Letterio Catapano

Personal information
- Place of birth: Italy^{[where?]}
- Position(s): Midfielder

Senior career*
- Years: Team / Apps / (Gls)
- 1922–1926: A.S. Taranto Calcio / ? / (?)
- 1926–1929: S.S.C. Napoli / 30 / (0)
- 1929–1930: Paganese Calcio 1926 / ? / (?)
- 1930–1932: F.C. Catanzaro / ? / (?)
- 1932–1933: Ascoli Calcio 1898 / ? / (?)

= Letterio Catapano =

Italian footballer

Letterio Catapano was an Italian footballer who played as a midfielder. He was one of the S.S.C. Napoli's first players.

After spells with A.S. Taranto Calcio, he made a move to S.S.C. Napoli in 1926, where he played for three seasons in the Divisione Nazionale. He made his debut in the club's first ever competitive fixture, a 3–0 defeat at home to Inter Milan on 3 October 1926. He continued to play all eighteen games of the 1926–27 Divisione Nazionale season, all but one of which ended in defeat.
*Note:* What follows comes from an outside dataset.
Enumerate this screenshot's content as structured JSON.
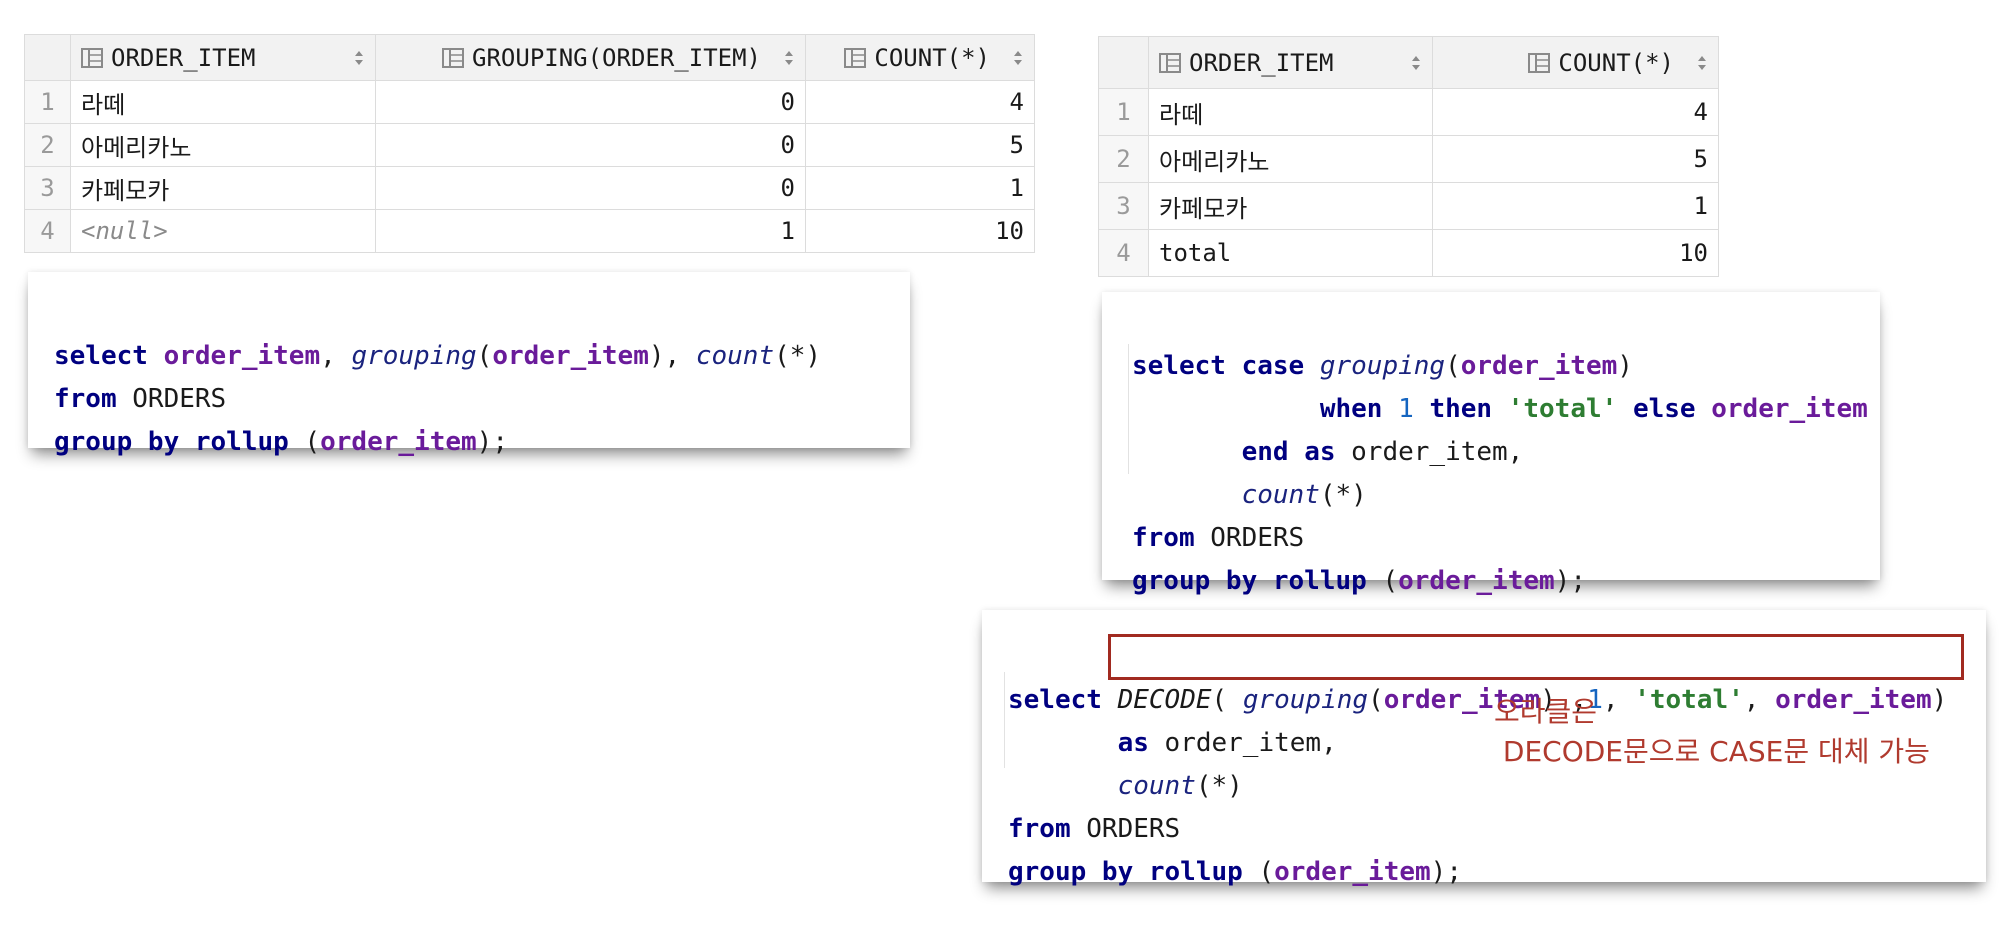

In 1927–28, Catapano played in the 4–0 win over Reggiana on 25 September 1927, the club's first ever top-flight victory. He made just two appearances in his final season with the club, and moved on to Paganese Calcio 1926 in 1929 and to F.C. Catanzaro in 1930. He finished his career at Ascoli Calcio 1898, retiring in 1933.